One of my favorite regular expression parlor tricks is this regular expression which matches collections with a prime number of elements in it.
/^(?!(.{2,})\1+$).+/
One of my favorite regular expression parlor tricks is this regular expression which matches collections with a prime number of elements in it.
/^(?!(.{2,})\1+$).+/
@strf0x It's definitely a whole new thing to learn xD
I just happened to have a summer where I was a less productive intern that I probably should've been that spent wayyyyy too much time on the regular expression questions on stackoverflow xD
^ // At the start of a line
(?! // check if the following does **not** match (negative look-ahead)

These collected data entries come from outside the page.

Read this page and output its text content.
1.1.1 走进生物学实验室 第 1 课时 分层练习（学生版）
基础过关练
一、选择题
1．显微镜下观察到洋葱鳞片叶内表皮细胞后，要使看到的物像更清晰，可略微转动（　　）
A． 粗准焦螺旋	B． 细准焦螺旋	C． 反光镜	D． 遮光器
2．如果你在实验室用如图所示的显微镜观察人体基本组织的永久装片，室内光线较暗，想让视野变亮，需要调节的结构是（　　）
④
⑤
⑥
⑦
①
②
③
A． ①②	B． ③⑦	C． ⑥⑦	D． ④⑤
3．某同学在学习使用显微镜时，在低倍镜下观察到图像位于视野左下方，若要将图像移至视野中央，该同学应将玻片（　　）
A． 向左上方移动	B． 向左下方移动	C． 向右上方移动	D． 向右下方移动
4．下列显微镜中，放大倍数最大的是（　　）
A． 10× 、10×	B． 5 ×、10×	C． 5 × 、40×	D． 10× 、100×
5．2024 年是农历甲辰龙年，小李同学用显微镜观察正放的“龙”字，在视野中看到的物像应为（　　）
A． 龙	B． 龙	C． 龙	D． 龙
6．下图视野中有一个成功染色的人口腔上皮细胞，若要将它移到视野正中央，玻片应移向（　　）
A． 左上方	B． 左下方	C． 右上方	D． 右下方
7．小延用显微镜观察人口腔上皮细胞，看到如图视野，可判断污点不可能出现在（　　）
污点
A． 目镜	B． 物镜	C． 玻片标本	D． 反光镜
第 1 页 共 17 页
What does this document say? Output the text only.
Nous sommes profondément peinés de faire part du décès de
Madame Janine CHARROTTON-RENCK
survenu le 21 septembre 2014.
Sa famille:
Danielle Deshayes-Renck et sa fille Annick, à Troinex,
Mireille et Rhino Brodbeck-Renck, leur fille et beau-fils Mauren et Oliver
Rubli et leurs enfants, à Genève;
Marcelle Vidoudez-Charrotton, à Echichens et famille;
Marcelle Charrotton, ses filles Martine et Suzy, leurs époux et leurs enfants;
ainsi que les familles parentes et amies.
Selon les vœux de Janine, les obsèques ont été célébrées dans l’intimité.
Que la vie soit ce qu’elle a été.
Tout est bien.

( // create a capture group (group 1)
.{2,} // match 2 or more of any repeating character
) // end capture group (group 1)
\1+ // repeat matching capture group 1, one or more times
$ // match the end of the line
) // end negative look-ahead
.+ // match one or more characters
Technically it should be .{2,} at the end so we ensure we don't match a single element :)
Hope this helps! And thanks for watching my streams :)
@strf0x Oh, and to explain the general idea that it's trying to convey.
In english it says this:
"Try and find two factors that are greater than 1 that, multiplied together, match every character. If that is not possible, match the whole string."
We're basically telling the regex engine to brute force finding two factors so we can do a composite test!